AEM’s Benjamin Duyck, director of market intelligence, provides some insights:

“For the past 15 quarters U.S. exports of construction equipment declined year over year and in the third quarter of 2016, that trend remains unchanged. A key factor affecting the reduction in exports is most likely due to the strong dollar making U.S. manufacturers less competitive in the global marketplace. Of course, the strong currency is a problem that plagues all U.S. exports. Some international markets are still viable; exports are up year over year to Belgium and Germany, for example.

“Our expectations for the fourth quarter remain subdued as the U.S. dollar is experiencing its longest rally in 16 years. With the global economic malaise, the slowdown in emerging markets and the negative interest rates seen in several economies’ bond markets, investment is flowing to the U.S. and U.S. stocks, driving up demand for our dollar, inadvertently affecting our competitiveness abroad.”

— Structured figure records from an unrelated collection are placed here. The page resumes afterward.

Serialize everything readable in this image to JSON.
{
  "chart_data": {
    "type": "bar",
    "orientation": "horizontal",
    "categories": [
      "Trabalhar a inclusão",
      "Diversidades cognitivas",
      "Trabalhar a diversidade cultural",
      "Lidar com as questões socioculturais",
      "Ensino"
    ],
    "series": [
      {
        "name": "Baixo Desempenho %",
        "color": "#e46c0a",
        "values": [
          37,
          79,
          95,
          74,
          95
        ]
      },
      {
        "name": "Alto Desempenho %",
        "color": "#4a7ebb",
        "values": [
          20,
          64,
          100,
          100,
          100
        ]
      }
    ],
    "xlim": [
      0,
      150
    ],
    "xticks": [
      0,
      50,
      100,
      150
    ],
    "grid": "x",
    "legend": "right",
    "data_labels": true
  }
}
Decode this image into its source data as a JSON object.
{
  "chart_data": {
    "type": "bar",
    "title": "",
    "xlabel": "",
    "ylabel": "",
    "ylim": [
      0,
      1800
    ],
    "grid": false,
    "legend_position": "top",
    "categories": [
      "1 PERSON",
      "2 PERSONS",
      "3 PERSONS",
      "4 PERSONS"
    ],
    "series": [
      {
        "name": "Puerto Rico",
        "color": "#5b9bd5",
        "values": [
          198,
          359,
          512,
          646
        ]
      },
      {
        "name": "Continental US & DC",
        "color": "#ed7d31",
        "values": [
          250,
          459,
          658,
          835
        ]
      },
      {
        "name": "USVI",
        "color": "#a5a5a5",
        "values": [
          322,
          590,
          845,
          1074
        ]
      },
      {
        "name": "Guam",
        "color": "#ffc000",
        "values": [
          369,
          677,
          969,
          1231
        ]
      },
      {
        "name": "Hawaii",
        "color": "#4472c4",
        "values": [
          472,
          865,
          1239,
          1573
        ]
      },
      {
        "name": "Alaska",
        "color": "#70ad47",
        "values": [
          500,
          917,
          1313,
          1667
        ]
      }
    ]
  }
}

The top countries buying the most U.S.-made construction machinery during the first three quarters of 2016 (by dollar volume) were:

  • Canada - $3.5 billion, down 21 percent.
  • Mexico - $831 million, down 9 percent.
  • Australia - $392 million, down 38 percent.
  • Belgium - $294 million, up 33 percent.
  • Germany - $202 million, up 24 percent.
  • China - $190 million, down 8 percent.
  • Peru - $181 million, down 30 percent.
  • Chile - $165 million, down 60 percent.
  • Japan - $147 million, up 6 percent.
  • Brazil - $145 million, down 61 percent.